To confirm the in vivo findings of ZIKV-induced neuroinflammation as determined by [¹⁸F]DPA-714 PET imaging, brain sections from the PET imaged mice were assessed for pathology, in situ hybridization (ISH) to detect viral RNA, and IR and immunofluorescent detection of Iba-1, a microglia/macrophage-specific calcium-binding protein that is highly upregulated during neuroinflammation [31]. Consistent with our imaging results, brains from the susceptible ZIKV + 5A3 treatment group exhibited histopathological lesions consistent with encephalitis with minimal microgliosis beginning as early as day 3 PI (Fig. 3a). By days 6 and 10 PI, microgliosis was more pronounced, with the presence of mononuclear cell perivascular cuffs peaking at day 6 PI and waning by day 10 PI (Fig. 3b, c). Other histological findings consistent with encephalitis include minimal necrotic cellular debris scattered throughout the parenchyma (days 6 and 10 PI) and neuronal degeneration and necrosis observed in the cerebrum as early as day 6 PI and becoming more pronounced and widespread on day 10 PI (cerebrum, hippocampus, and thalamus). Additionally, variable minimal perivascular edema and hemorrhage was present on both days 6 and 10 PI. Moreover, ZIKV RNA was detected by ISH in the cerebral cortex on days 6 and 10 PI and in the hippocampus on day 10 PI in mice administered ZIKV + 5A3 (Fig. 3e, f). No ZIKV RNA was detected on day 3 PI in mice administered ZIKV + 5A3 (Fig. 3d). Mice administered ZIKV + PBS exhibited no signs suggestive of ZIKV infection on day 3 or 6 PI; however, 1/5 animals exhibited minimal lesions consistent with encephalitis (perivascular cuffing, microgliosis) on day 10 PI that may be attributable to ZIKV infection, though no viral RNA was detected in this animal by ISH. As expected, animals administered 5A3 + PBS exhibited no CNS lesions suggestive of ZIKV infection and no viral RNA was detected by ISH at any of the time points tested.
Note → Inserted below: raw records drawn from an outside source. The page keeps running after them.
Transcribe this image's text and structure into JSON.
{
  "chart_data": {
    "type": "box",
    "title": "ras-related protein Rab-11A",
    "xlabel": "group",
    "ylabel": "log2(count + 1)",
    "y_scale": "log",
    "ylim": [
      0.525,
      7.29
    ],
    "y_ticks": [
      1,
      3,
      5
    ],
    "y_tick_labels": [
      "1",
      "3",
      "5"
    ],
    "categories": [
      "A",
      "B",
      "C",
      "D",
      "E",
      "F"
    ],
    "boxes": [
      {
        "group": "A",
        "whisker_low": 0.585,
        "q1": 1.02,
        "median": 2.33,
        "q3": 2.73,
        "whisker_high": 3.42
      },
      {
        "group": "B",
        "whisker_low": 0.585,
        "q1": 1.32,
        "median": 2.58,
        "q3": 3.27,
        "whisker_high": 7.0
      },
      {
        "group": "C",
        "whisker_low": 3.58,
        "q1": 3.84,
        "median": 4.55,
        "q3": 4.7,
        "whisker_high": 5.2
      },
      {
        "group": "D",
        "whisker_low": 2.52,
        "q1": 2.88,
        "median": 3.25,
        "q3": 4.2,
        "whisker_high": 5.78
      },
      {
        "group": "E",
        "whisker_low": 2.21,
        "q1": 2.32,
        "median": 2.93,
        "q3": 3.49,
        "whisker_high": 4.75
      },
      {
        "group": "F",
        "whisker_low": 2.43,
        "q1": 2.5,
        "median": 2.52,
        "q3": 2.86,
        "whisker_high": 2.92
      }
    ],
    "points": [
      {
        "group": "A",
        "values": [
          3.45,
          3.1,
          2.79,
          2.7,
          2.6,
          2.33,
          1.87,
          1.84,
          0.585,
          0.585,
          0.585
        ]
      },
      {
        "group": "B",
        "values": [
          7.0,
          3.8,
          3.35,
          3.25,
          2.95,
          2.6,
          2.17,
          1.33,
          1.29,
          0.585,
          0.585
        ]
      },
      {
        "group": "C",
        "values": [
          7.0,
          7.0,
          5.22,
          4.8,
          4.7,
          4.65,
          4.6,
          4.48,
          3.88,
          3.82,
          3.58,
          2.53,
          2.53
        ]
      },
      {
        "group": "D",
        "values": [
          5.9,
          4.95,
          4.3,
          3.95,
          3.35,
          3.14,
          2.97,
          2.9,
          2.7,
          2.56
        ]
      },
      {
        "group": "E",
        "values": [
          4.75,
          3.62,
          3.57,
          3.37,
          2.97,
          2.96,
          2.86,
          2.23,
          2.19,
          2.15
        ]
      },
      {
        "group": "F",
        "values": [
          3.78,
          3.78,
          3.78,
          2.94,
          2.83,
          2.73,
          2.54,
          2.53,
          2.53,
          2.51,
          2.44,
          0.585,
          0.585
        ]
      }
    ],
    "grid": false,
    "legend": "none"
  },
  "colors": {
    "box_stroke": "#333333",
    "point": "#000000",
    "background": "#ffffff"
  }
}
In terms of Iba-1 expression, no statistical difference was observed by IR imaging at days 3 and 6 PI for any of the treatment groups tested, PBS + 5A3, ZIKV + PBS, or ZIKV + 5A3 (Fig. 4a, b, first two rows). At day 6 PI, however, whole-brain Iba-1 expression in the susceptible ZIKV + 5A3 group is modestly, though not significantly, increased. By day 10 PI, and in agreement with the [¹⁸F]DPA-714 findings, Iba-1 expression was significantly increased (approximately fourfold) in the ZIKV + 5A3 group compared with either of the control groups (Fig. 4a, b, bottom row). These findings were confirmed by immunofluorescent labeling of Iba-1 in these brains (Fig. 4c, d). Importantly, the single animal in the ZIKV + 5A3 treatment group at day 10 post-infection that showed no appreciable Iba-1 labeling by IR imaging was the same animal that at day 10 PI showed no detectable virus in the brain (Fig. 1b) and no significant whole-brain [¹⁸F]DPA-714 binding over controls (Fig. 2a, b). These data are consistent with and serve to confirm our in vivo PET imaging results. These results also demonstrate the ability of in vivo [¹⁸F]DPA-714 PET imaging to provide a more sensitive measure of ZIKV-induced neuroinflammation than Iba-1 IR or immunofluorescent imaging.